ENTER THE 'MAYHEM MAGNET'
The Department of Homeland Security is a bureaucratic nightmare. Cobbled together out of 22 government agencies with 180,000 employees, it was guaranteed to generate epic turf struggles. Well-meaning and decent, but maybe a little too nice, the first secretary of Homeland Security, Tom Ridge, always seemed slightly overwhelmed by his job during his two years in charge. To replace him, President Bush last week picked a very different sort of character.
During the late-'80s cocaine epidemic, working as a New York undercover cop with a black belt in karate and six diamond studs in his ear, Bernard Kerik seemed to thrive on violent chaos. (His colleagues called him the "Mayhem Magnet.") Later, as Gotham's tough-talking police commissioner, Kerik boasted about firing bureaucrats who couldn't get the job done.

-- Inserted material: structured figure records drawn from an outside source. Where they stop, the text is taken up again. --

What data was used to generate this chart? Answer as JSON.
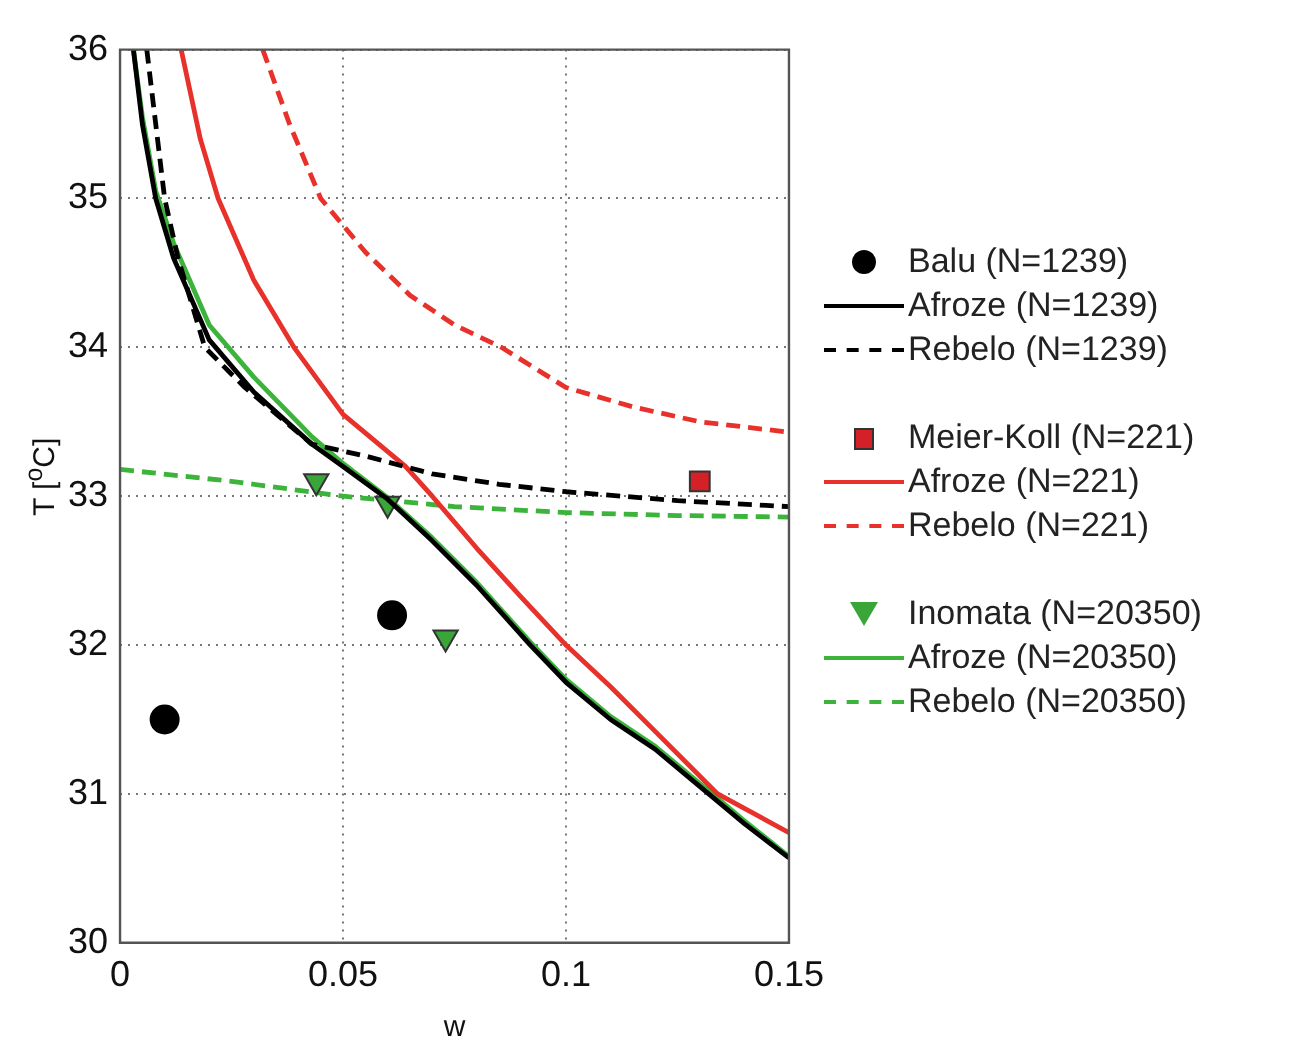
{
  "chart_data": {
    "type": "line",
    "xlabel": "w",
    "ylabel": "T [$^{o}$C]",
    "xlim": [
      0,
      0.15
    ],
    "xticks": [
      0,
      0.05,
      0.1,
      0.15
    ],
    "ylim": [
      30,
      36
    ],
    "yticks": [
      30,
      31,
      32,
      33,
      34,
      35,
      36
    ],
    "grid": true,
    "legend": "right",
    "series": [
      {
        "name": "Balu (N=1239)",
        "type": "scatter",
        "marker": "circle",
        "color": "#000000",
        "x": [
          0.01,
          0.061
        ],
        "values": [
          31.5,
          32.2
        ]
      },
      {
        "name": "Afroze (N=1239)",
        "line_style": "solid",
        "color": "#000000",
        "x": [
          0.003,
          0.005,
          0.008,
          0.012,
          0.02,
          0.03,
          0.043,
          0.05,
          0.06,
          0.07,
          0.08,
          0.092,
          0.1,
          0.11,
          0.12,
          0.132,
          0.14,
          0.15
        ],
        "values": [
          36,
          35.5,
          35.0,
          34.6,
          34.05,
          33.7,
          33.35,
          33.2,
          32.98,
          32.7,
          32.4,
          32.0,
          31.75,
          31.5,
          31.3,
          31.0,
          30.8,
          30.57
        ]
      },
      {
        "name": "Rebelo (N=1239)",
        "line_style": "dashed",
        "color": "#000000",
        "x": [
          0.006,
          0.008,
          0.01,
          0.013,
          0.019,
          0.028,
          0.043,
          0.055,
          0.07,
          0.085,
          0.1,
          0.125,
          0.15
        ],
        "values": [
          36,
          35.5,
          35.0,
          34.6,
          34.0,
          33.73,
          33.35,
          33.27,
          33.15,
          33.08,
          33.03,
          32.97,
          32.93
        ]
      },
      {
        "name": "Meier-Koll (N=221)",
        "type": "scatter",
        "marker": "square",
        "color": "#d42027",
        "x": [
          0.13
        ],
        "values": [
          33.1
        ]
      },
      {
        "name": "Afroze (N=221)",
        "line_style": "solid",
        "color": "#e8312a",
        "x": [
          0.0137,
          0.018,
          0.022,
          0.03,
          0.039,
          0.05,
          0.064,
          0.07,
          0.08,
          0.09,
          0.1,
          0.11,
          0.12,
          0.134,
          0.15
        ],
        "values": [
          36,
          35.4,
          35.0,
          34.45,
          34.0,
          33.55,
          33.2,
          33.0,
          32.65,
          32.32,
          32.0,
          31.72,
          31.42,
          31.0,
          30.74
        ]
      },
      {
        "name": "Rebelo (N=221)",
        "line_style": "dashed",
        "color": "#e8312a",
        "x": [
          0.032,
          0.038,
          0.045,
          0.055,
          0.065,
          0.075,
          0.0855,
          0.1,
          0.115,
          0.13,
          0.15
        ],
        "values": [
          36,
          35.5,
          35.0,
          34.64,
          34.35,
          34.15,
          34.0,
          33.73,
          33.6,
          33.5,
          33.43
        ]
      },
      {
        "name": "Inomata (N=20350)",
        "type": "scatter",
        "marker": "triangle",
        "color": "#3aa63a",
        "x": [
          0.044,
          0.06,
          0.073
        ],
        "values": [
          33.1,
          32.95,
          32.05
        ]
      },
      {
        "name": "Afroze (N=20350)",
        "line_style": "solid",
        "color": "#3cb43c",
        "x": [
          0.003,
          0.005,
          0.008,
          0.012,
          0.02,
          0.03,
          0.043,
          0.05,
          0.06,
          0.07,
          0.08,
          0.092,
          0.1,
          0.11,
          0.12,
          0.132,
          0.14,
          0.15
        ],
        "values": [
          36,
          35.55,
          35.05,
          34.7,
          34.15,
          33.8,
          33.4,
          33.22,
          32.99,
          32.72,
          32.42,
          32.02,
          31.77,
          31.52,
          31.32,
          31.02,
          30.82,
          30.58
        ]
      },
      {
        "name": "Rebelo (N=20350)",
        "line_style": "dashed",
        "color": "#3cb43c",
        "x": [
          0,
          0.025,
          0.05,
          0.075,
          0.1,
          0.125,
          0.15
        ],
        "values": [
          33.18,
          33.1,
          33.0,
          32.93,
          32.89,
          32.87,
          32.86
        ]
      }
    ]
  }
}
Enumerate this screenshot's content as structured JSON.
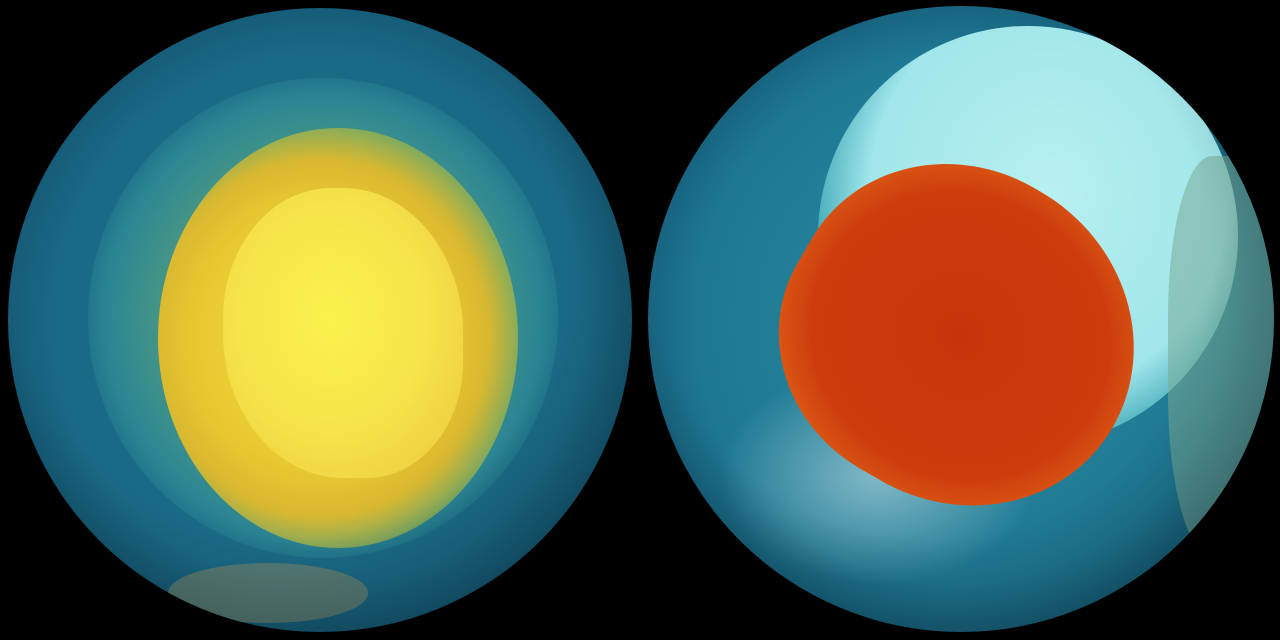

He could be just the man to take charge of the sprawling, sluggish, feuding DHS--to knock heads and demand results. But Kerik has also been shadowed by minor scandals during his career, and he has a reputation in some quarters as a political opportunist who has been a little too eager to promote his own fame and fortune. Some of the grumbling comes from disappointed rivals in the rough-and-tumble world of New York politics. Kerik, who says he has watched "The Godfather" 50 times, is the sort of leader who seems to make as many enemies as friends.
Kerik does have some very powerful backers, including congressional Democrats as well as the White House. He is one of the most colorful self-made men to arrive in Washington in a long time; his story seems to have captured the fancy of President Bush, who may have been born on third base himself but favors Horatio Algers (like Secretary of State-nominee Condoleezza Rice and Attorney General-designate Alberto Gonzales). Kerik is a black-and-white loyalist, another quality valued by Bush. But Kerik is so driven, so intense, so determined to overcome his wretched past that he also has some of the qualities of the hero in a Greek tragedy who risks being brought low by his own ambition.
Kerik's frontline experience as NYPD commissioner on 9/11 is useful, but the real battles in Washington are often over funding and personnel. While America has not been attacked since 9/11, it may be in spite of, not because of, the DHS. For instance, Congress wanted the Department of Homeland Security to create a super-intelligence-analysis unit that could look at all the raw information coming into the federal government and connect the dots. The problem is that experienced intelligence analysts at the CIA and FBI don't want to work for DHS; instead, the old-line intelligence services hang on to analysts for their own counterterrorism centers. Will Kerik have the diplomatic skill as well as the chutzpah to referee this sort of mindless jockeying for position?
Kerik's introduction to his memoir, "The Lost Son: A Life in Pursuit of Justice," recounts a dream about his mother, a prostitute who abandoned him when he was 2 and was found murdered in the bed of her pimp. Chapter one begins, "Some f---in' mutt in a tuxedo has stopped traffic by climbing to the top of the George Washington Bridge and threatened to jump..." Clearly, these are not the memoirs of Dean Acheson. Kerik is a creature of the street. A high-school dropout (he later got a college degree by correspondence), he knows what it is like to get shot at by a drug dealer. He also knows what it's like to be a local cop getting talked down to by an FBI agent (a useful bit of understanding for the secretary of Homeland Security, whose job it is to make sure that the Feds and locals share information). Kerik learned about loyalty from bitter experience. As an MP in Korea, he got a local girl pregnant and abandoned the child--until he realized that he had behaved just like his mother. For years he fruitlessly searched for the girl; they were finally reunited in 2002.